By Stephen DravisiBerkshires Staff
WILLIAMSTOWN, Mass. — Neighbors of a proposed subdivision off Summer Street last week asked the Planning Board to take a critical look at the project, which the residents say is out of scale to the neighborhood.
 
Northern Berkshire Habitat for Humanity was at Town Hall last Tuesday to present to the planners a preliminary plan to build five houses on a 1.75 acre lot currently owned by town's Affordable Housing Trust.
 
The subdivision includes the construction of a road from Summer Street onto the property to provide access to five new building lots of about a quarter-acre apiece.
 
Several residents addressed the board from the floor of the meeting to share their objections to the proposed subdivision.
 
"I support the mission of Habitat," Summer Street resident Christopher Bolton told the board. "There's been a lot of concern in the neighborhood.
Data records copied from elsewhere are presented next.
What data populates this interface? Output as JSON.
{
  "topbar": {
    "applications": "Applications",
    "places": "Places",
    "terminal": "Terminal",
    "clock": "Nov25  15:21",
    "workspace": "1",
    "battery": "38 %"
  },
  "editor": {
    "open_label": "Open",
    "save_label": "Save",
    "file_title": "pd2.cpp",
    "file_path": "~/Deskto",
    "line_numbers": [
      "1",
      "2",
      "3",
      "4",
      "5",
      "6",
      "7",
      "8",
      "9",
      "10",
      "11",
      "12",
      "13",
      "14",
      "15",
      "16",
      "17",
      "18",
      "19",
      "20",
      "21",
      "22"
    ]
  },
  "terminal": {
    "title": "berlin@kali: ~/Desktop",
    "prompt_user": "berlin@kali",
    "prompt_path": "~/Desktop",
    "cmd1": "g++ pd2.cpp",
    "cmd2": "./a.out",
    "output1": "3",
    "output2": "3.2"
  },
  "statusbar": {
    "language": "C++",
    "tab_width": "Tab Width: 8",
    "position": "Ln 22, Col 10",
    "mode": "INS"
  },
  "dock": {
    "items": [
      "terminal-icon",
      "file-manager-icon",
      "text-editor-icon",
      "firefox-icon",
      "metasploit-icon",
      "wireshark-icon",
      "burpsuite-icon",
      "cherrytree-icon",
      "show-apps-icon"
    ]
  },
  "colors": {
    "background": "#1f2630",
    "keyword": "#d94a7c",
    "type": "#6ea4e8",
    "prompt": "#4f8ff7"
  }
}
We had a neighborhood meeting [Monday] night, and about half the houses were represented.
 
"I'm impressed with the generosity of my neighbors wanting to contribute to help with the housing crisis in the town and enthusiastic about a Habitat house on that property or maybe two or even three, if that's the plan. … What I've heard is a lot of concern in the neighborhood about the scale of the development, that in a very small neighborhood of 23 houses, five houses, close together on a plot like this will change the character of the neighborhood dramatically."
 
Last week's presentation from NBHFH was just the beginning of a process that ultimately would include a definitive subdivision plan for an up or down vote from the board.